Pleasant: "In the newer development that's occurring now, we've tightened the regulations over the past few years so that we require sidewalks along every street that's built. And we're starting to require bike paths, that sort of thing, what they call the 'new urbanism,' or traditional neighborhood development. Some folks call them, now, 'lifestyle centers' that look like traditional main streets of towns."
Landphair: "Have we sort of realized the errors of our ways? Is that what's going on?"
Pleasant: "I believe there's an awakening that says there's a limit to how many roads we can build and how much of our cities and communities we can pave over."

But two forces are holding back the trend toward walkable, Main Street-style neighborhoods. They are more costly to build than traditional subdivisions out in the cornfields, with widely spaced homes and lots of roads. As a result, the Urban Land Institute, an organization of developers and planners, rates fewer than 15 percent of new developments as "walkable."

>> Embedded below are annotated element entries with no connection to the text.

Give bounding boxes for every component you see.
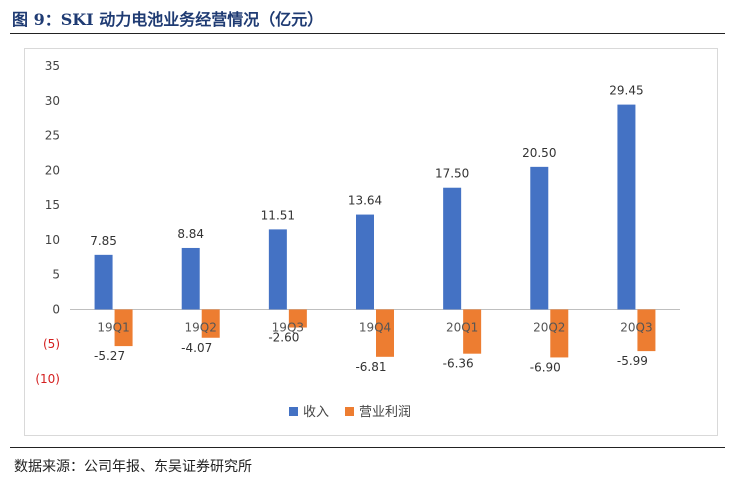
revenue-data-label: 20.50	[522, 146, 556, 160]
x-category-label: 19Q4	[359, 320, 391, 334]
revenue-bar	[181, 247, 200, 310]
y-tick-label: 25	[45, 129, 60, 143]
legend-label-revenue: 收入	[303, 405, 329, 420]
profit-bar	[288, 309, 307, 328]
profit-data-label: -4.07	[181, 341, 212, 355]
x-category-label: 19Q1	[97, 320, 129, 334]
y-tick-label: 35	[45, 59, 60, 73]
revenue-bar	[443, 187, 462, 310]
chart-frame	[24, 48, 718, 436]
profit-bar	[376, 309, 394, 357]
y-tick-label: 20	[45, 163, 60, 177]
revenue-bar	[530, 166, 549, 310]
legend-swatch-revenue	[289, 407, 298, 416]
top-rule	[10, 33, 725, 34]
x-category-label: 19Q3	[272, 320, 304, 334]
revenue-data-label: 17.50	[435, 167, 469, 181]
y-tick-label: (10)	[35, 372, 60, 386]
x-category-label: 20Q2	[533, 320, 565, 334]
legend-label-profit: 营业利润	[359, 405, 411, 420]
revenue-bar	[268, 229, 287, 310]
bottom-rule	[10, 447, 725, 448]
source-note: 数据来源：公司年报、东吴证券研究所	[14, 459, 252, 475]
revenue-bar	[94, 254, 113, 310]
x-category-label: 20Q1	[446, 320, 478, 334]
profit-data-label: -5.99	[617, 354, 648, 368]
y-tick-label: 10	[45, 233, 60, 247]
profit-data-label: -6.36	[443, 357, 474, 371]
revenue-data-label: 7.85	[90, 234, 117, 248]
revenue-bar	[617, 104, 636, 310]
y-tick-label: (5)	[43, 337, 60, 351]
profit-bar	[637, 309, 656, 352]
profit-data-label: -2.60	[268, 331, 299, 345]
profit-bar	[550, 309, 569, 358]
y-tick-label: 15	[45, 198, 60, 212]
figure-title: 图 9：SKI 动力电池业务经营情况（亿元）	[12, 10, 324, 29]
profit-bar	[114, 309, 133, 347]
profit-bar	[201, 309, 220, 338]
x-category-label: 20Q3	[620, 320, 652, 334]
revenue-bar	[356, 214, 374, 310]
revenue-data-label: 11.51	[261, 208, 295, 222]
y-tick-label: 0	[52, 302, 60, 316]
y-tick-label: 5	[52, 268, 60, 282]
revenue-data-label: 13.64	[348, 194, 382, 208]
revenue-data-label: 29.45	[609, 84, 643, 98]
profit-bar	[463, 309, 482, 354]
profit-data-label: -5.27	[94, 349, 125, 363]
legend-swatch-profit	[345, 407, 354, 416]
revenue-data-label: 8.84	[177, 227, 204, 241]
x-category-label: 19Q2	[185, 320, 217, 334]
profit-data-label: -6.90	[530, 360, 561, 374]
profit-data-label: -6.81	[355, 360, 386, 374]
y-tick-label: 30	[45, 94, 60, 108]
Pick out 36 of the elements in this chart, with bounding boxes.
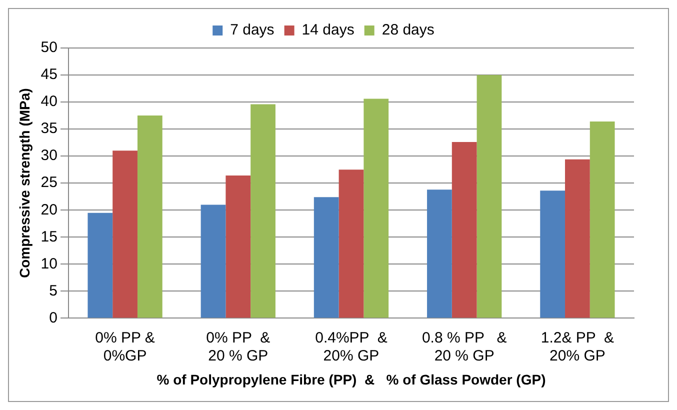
y-tick-label: 40: [40, 93, 58, 110]
y-tick-label: 45: [40, 66, 58, 84]
x-tick-label: 0.4%PP & 20% GP: [315, 329, 388, 364]
x-axis-title: % of Polypropylene Fibre (PP) & % of Glass Powder (GP): [156, 371, 546, 388]
x-tick-label: 0% PP & 20 % GP: [206, 329, 270, 364]
bar: [427, 190, 452, 318]
y-tick-label: 5: [49, 282, 58, 300]
y-tick-label: 0: [49, 309, 58, 326]
y-axis-title: Compressive strength (MPa): [16, 88, 32, 278]
bar: [476, 75, 502, 318]
bar: [452, 142, 477, 318]
legend-label: 28 days: [382, 22, 434, 39]
bar: [338, 170, 364, 318]
bar: [590, 121, 615, 318]
y-tick-label: 50: [40, 39, 58, 56]
legend-label: 7 days: [230, 22, 274, 39]
y-tick-label: 35: [40, 120, 58, 138]
y-tick-label: 15: [40, 228, 58, 246]
y-tick-label: 30: [40, 147, 58, 164]
y-tick-label: 10: [40, 255, 58, 272]
bar: [88, 212, 113, 318]
y-tick-label: 25: [40, 174, 58, 192]
legend-label: 14 days: [302, 22, 354, 39]
bar: [250, 104, 276, 318]
bar: [364, 98, 389, 318]
bar: [226, 176, 251, 318]
x-tick-label: 0% PP & 0%GP: [95, 329, 155, 364]
bar: [200, 204, 226, 318]
x-tick-label: 1.2& PP & 20% GP: [540, 329, 614, 364]
bar: [137, 116, 162, 318]
bar: [112, 150, 138, 318]
bar: [565, 159, 590, 318]
y-tick-label: 20: [40, 201, 58, 218]
bar: [540, 190, 566, 318]
bar: [314, 197, 339, 318]
x-tick-label: 0.8 % PP & 20 % GP: [422, 329, 507, 364]
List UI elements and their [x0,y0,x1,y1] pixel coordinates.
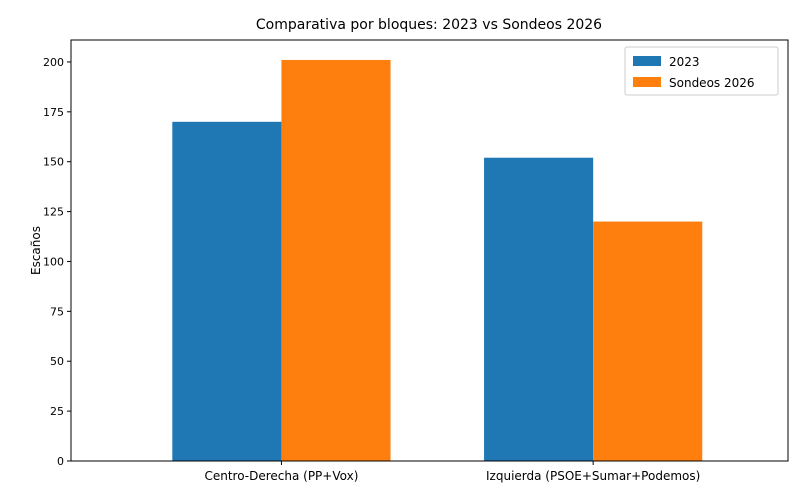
y-tick-label: 0 [57,455,64,468]
bar-0-0 [172,121,282,461]
bars-group [172,59,703,461]
y-axis-label: Escaños [29,226,43,275]
y-tick-label: 175 [43,106,64,119]
plot-frame [70,39,789,462]
y-axis-ticks: 0 25 50 75 100 125 150 175 200 [43,56,71,468]
legend-label-0: 2023 [669,55,700,69]
legend-label-1: Sondeos 2026 [669,76,755,90]
legend-swatch-0 [633,56,661,66]
legend: 2023 Sondeos 2026 [624,46,779,96]
bar-1-1 [593,221,703,461]
y-tick-label: 150 [43,156,64,169]
chart-title: Comparativa por bloques: 2023 vs Sondeos… [256,17,602,33]
x-tick-label: Centro-Derecha (PP+Vox) [204,469,358,483]
y-tick-label: 125 [43,206,64,219]
y-tick-label: 25 [50,405,64,418]
y-tick-label: 200 [43,56,64,69]
y-tick-label: 50 [50,355,64,368]
bar-1-0 [281,59,391,461]
x-tick-label: Izquierda (PSOE+Sumar+Podemos) [486,469,700,483]
bar-0-1 [484,157,594,461]
legend-box [624,46,779,96]
legend-swatch-1 [633,77,661,87]
y-tick-label: 75 [50,305,64,318]
y-tick-label: 100 [43,255,64,268]
x-axis-ticks: Centro-Derecha (PP+Vox) Izquierda (PSOE+S… [204,461,700,483]
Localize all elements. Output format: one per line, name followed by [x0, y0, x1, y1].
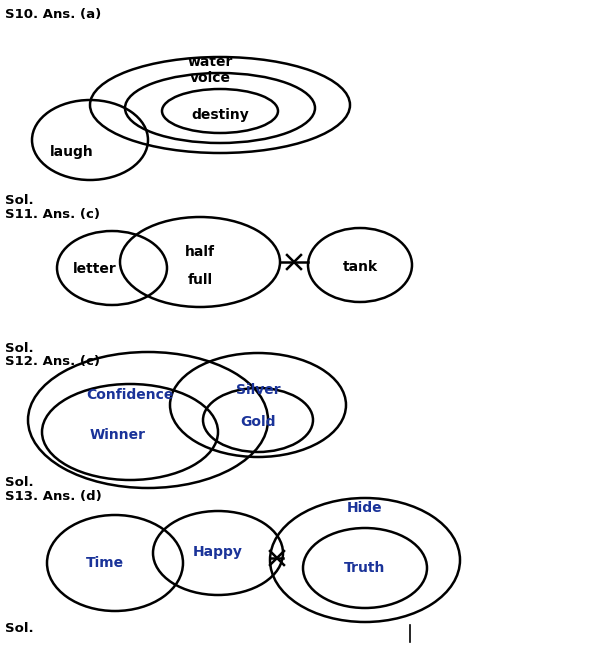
Text: laugh: laugh — [50, 145, 94, 159]
Text: Sol.: Sol. — [5, 194, 34, 207]
Text: Happy: Happy — [193, 545, 243, 559]
Text: half: half — [185, 245, 215, 259]
Text: Sol.: Sol. — [5, 342, 34, 355]
Text: tank: tank — [342, 260, 378, 274]
Text: Truth: Truth — [344, 561, 386, 575]
Text: letter: letter — [73, 262, 117, 276]
Text: Sol.: Sol. — [5, 476, 34, 489]
Text: S10. Ans. (a): S10. Ans. (a) — [5, 8, 101, 21]
Text: water: water — [187, 55, 233, 69]
Text: destiny: destiny — [191, 108, 249, 122]
Text: S13. Ans. (d): S13. Ans. (d) — [5, 490, 101, 503]
Text: Silver: Silver — [236, 383, 280, 397]
Text: S11. Ans. (c): S11. Ans. (c) — [5, 208, 100, 221]
Text: Confidence: Confidence — [86, 388, 174, 402]
Text: voice: voice — [190, 71, 231, 85]
Text: Hide: Hide — [347, 501, 383, 515]
Text: Sol.: Sol. — [5, 622, 34, 635]
Text: Time: Time — [86, 556, 124, 570]
Text: S12. Ans. (c): S12. Ans. (c) — [5, 355, 100, 368]
Text: Gold: Gold — [240, 415, 276, 429]
Text: full: full — [187, 273, 213, 287]
Text: Winner: Winner — [90, 428, 146, 442]
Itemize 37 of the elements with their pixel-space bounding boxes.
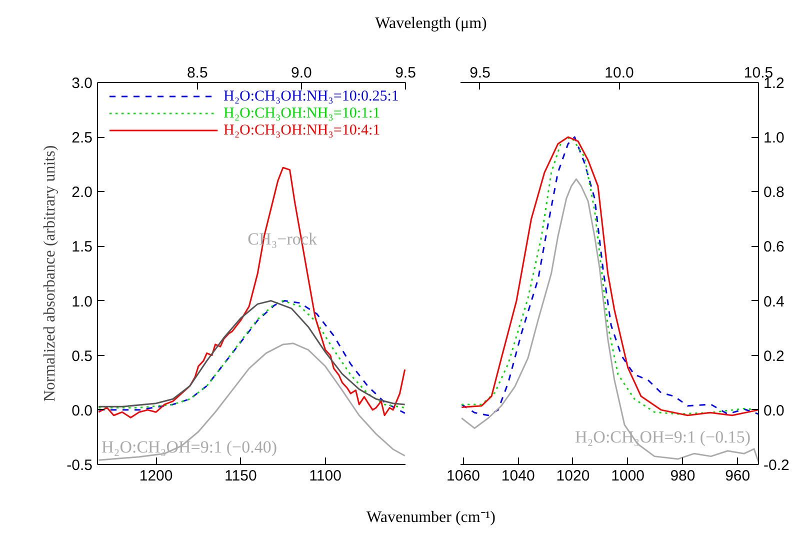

The other barrier to change is that a single-family house of one's own, sometimes with the stereotypical white picket fence, has been the American ideal since the Second World War.

But those who tout the health benefits of compact, old-style neighborhoods point out that so-called "baby boomers" approaching retirement age, with no kids at home and less need for big homes and lawns in the suburbs, are starting to look fondly at the amenities and vibrant ambience of a village lifestyle, even if it means giving up their big homes and lawns, two-car garages, and picket fences.

Kate Kraft, senior program officer at the Robert Wood Johnson Foundation, which is donating more than $70 million to find ways to get more Americans walking, says a cooling of the driving passion is helping. "There's concern over the amount of time that people are spending in traffic, in congestion on not only the use of our time, but also on air quality and a whole host of other health connections," she says. "There's a group of people out there thinking more about having neighborhoods that are walkable, that have other amenities. It may not still be the mainstream. But I think there's a growing demand for that type of lifestyle."

But "new urbanism's" move back to, if not the city, then a vigorous city-type lifestyle, is a slow process. As Reid Ewing at Rutgers University told VOA, "It took 50 years to create the mess we're in, and it will take decades to build more compact communities where people are active as part of their daily routine."